O “Acordo sobre Reformas Constitucionais e Regime Eleitoral”, assinado em
dezembro de 1996, cristalizava o compromisso do governo em cumprir com as demais
reformas propostas anteriormente, incluindo as reformas do sistema de judiciário previstas
pelo “Acordo sobre o Fortalecimento Civil e a função do Exército em uma Sociedade
Democrática”, entre elas, o estabelecimento da carreira judicial, garantias na administração de
justiça, serviço público gratuito para a defesa jurídica, modernização e fortalecimento do
Poder Judiciário e reforma do Código Penal.
Um elemento de grande frustração para os movimentos sociais e para grande parte da
sociedade civil foi a aprovação da controversa Lei de Reconciliação Nacional, no “Acordo
para a Incorporação da URNG à legalidade”. Considerada, pelos atores civis como uma lei de
anistia, permitia a extinção da responsabilidade penal nos casos de crimes cometidos por
motivações políticas, abrindo precedente para a não culpabilidade de outros setores
envolvidos no conflito, como o Estado e o Exército. A lei, aprovada pelo Congresso no dia 27
de dezembro de 1996, por outro lado, excluía a extinção de responsabilidade penal nos
seguintes casos: Genocídio, tortura e desaparecimento forçado.
Sem dúvida, a natureza própria do conflito armado na Guatemala, a dimensão de seus
crimes e o envolvimento de amplos setores da sociedade em seu processo, tornava a
promulgação de uma lei de anistia um passo indispensável para a incorporação de diversos
grupos, como os insurgentes, para a vida pública do país e para a reconciliação nacional. É
preciso reconhecer que ao excluir da anistia tais crimes imprescritíveis, a lei promove um
importante avanço em relação ao respeito às normas e convenções internacionais que
consideram tais delitos como imprescritíveis. Por outro lado, ao anistiar crimes políticos e
autoridades do Estado, abre precedente para muitos perpetradores envolvidos com as
estruturas de segurança e com a vida política do país, limitando o conceito de reorientação
democrática da segurança pública e as garantias de justiça.

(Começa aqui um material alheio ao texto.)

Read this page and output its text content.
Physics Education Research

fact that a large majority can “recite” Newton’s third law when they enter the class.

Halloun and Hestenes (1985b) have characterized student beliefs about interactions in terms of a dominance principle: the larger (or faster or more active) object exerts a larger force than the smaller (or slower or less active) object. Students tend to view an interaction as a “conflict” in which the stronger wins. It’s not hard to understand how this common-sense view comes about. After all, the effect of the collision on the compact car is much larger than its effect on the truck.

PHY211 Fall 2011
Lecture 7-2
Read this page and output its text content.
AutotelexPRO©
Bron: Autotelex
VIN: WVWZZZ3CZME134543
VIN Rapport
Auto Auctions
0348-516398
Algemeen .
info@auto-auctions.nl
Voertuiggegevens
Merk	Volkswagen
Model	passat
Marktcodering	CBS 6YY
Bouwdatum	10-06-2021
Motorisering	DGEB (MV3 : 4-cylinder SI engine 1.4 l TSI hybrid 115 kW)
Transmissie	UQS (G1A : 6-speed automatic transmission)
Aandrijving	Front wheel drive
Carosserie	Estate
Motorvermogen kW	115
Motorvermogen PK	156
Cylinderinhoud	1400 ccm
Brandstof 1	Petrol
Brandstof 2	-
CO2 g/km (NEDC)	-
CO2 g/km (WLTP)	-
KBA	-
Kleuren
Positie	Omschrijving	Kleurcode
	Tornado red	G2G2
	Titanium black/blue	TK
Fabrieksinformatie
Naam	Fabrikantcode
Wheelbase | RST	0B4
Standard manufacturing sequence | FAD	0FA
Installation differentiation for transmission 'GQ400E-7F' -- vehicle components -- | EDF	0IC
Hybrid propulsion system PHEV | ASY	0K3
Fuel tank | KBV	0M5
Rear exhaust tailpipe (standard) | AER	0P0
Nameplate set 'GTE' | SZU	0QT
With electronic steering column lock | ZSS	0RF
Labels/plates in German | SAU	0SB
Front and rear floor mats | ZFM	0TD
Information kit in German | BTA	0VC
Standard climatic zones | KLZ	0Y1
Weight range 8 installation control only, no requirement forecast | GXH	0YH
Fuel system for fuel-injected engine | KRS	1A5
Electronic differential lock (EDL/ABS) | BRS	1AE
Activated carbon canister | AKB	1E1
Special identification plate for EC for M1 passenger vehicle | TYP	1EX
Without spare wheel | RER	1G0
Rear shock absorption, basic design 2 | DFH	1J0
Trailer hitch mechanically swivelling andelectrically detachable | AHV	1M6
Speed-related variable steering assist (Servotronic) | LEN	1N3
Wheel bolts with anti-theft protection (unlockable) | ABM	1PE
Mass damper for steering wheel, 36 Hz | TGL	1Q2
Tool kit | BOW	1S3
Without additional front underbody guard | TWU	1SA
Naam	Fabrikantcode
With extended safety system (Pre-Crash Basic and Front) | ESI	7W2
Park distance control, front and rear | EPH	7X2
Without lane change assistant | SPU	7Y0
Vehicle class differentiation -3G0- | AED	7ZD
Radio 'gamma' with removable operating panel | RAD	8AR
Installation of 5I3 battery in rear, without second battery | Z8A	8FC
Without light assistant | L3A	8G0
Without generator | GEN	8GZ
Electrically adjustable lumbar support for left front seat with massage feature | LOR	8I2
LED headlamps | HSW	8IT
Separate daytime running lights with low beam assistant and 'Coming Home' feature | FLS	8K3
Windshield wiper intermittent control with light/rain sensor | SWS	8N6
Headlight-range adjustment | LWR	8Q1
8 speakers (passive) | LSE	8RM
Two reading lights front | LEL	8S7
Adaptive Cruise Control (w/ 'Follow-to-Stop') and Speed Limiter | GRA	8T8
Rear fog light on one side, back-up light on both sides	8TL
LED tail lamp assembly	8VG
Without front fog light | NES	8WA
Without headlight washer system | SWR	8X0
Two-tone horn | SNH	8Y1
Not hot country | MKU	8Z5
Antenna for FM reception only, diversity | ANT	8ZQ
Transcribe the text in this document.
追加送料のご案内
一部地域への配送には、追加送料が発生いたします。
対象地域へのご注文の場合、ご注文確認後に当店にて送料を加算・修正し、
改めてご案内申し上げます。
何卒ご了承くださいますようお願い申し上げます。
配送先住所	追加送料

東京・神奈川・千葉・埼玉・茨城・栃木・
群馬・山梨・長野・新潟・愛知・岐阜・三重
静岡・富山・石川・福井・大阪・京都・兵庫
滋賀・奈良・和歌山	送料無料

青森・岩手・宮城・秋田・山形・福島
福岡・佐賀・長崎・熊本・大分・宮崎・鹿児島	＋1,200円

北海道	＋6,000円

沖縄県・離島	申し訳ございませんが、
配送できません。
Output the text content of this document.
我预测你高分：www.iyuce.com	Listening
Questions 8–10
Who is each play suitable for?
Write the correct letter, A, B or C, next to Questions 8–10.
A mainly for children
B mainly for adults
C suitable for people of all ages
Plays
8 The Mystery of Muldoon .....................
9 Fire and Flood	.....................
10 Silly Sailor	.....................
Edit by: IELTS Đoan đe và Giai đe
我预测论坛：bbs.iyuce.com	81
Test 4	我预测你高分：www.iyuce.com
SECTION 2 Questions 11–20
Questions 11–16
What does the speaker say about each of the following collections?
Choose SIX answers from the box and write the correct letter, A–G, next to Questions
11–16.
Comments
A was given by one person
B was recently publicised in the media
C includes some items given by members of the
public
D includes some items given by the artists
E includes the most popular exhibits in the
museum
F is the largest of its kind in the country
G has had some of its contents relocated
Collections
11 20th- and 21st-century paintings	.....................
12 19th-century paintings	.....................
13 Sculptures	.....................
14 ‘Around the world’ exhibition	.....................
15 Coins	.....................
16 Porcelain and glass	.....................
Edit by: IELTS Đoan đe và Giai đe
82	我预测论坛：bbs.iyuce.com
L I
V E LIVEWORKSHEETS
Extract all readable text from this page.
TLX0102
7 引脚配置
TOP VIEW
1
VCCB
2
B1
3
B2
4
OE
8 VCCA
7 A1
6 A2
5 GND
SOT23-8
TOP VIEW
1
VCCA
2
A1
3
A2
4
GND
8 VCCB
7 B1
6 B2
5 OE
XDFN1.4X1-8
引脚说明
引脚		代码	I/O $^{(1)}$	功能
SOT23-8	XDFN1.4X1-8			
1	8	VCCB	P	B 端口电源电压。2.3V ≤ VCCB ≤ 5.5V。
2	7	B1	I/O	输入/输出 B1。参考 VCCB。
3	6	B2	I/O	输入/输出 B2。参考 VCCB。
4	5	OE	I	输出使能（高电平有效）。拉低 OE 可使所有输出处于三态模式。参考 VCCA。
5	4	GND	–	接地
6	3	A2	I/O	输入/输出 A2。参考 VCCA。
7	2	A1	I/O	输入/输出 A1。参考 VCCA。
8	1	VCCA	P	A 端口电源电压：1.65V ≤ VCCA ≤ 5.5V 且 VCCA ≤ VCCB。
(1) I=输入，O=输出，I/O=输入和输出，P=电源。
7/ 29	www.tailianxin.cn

Na análise dos desafios colocados à justiça após o fim das negociações de paz, é
preciso ter em conta, as debilidades históricas do sistema de justiça no país. Desde a falta de
assistência gratuita e bilíngue, até a ausência de autonomia do Poder Judiciário e da
Magistratura, em especial, durante os anos de conflito. Além disso, como afirma Edelberto
Torres-Rivas (2009, p.11-50), a transição política na Guatemala não foi marcada por uma
vitória de forças políticas democráticas, mas sim como resultado de um projeto político
militar contra-insurgente. Tais fatos são, sem dúvida, elementos de limitação da prática dos
mecanismos de justiça transicional estabelecidos como compromisso nos Acordos de Paz.
Para além do período de transição para o regime civil e constitucional, porém, durante
o processo de negociação de paz e de democratização, a sociedade civil organizada cumpriu
um papel fundamental se apropriando dos espaços de participação possíveis para a
formulação de uma agenda para as negociações, através da Comissão de Reconciliação e para
dirigir suas reivindicações às partes, formulando propostas em consenso através Assembleia
da Sociedade Civil. A relevância desse papel permanece ativa, uma vez que, a decisão de
julgar é sempre política, e por isso, questionável e debatível dentro do espaço público. Nesse
sentido, o processo e julgamento desse passado deverão ser acionados a partir da sociedade e
de suas reivindicações por justiça, mesmo esbarrando nas debilidades do Pode Judiciário e na
fragilidade de forças políticas interessadas em julgar esse passado.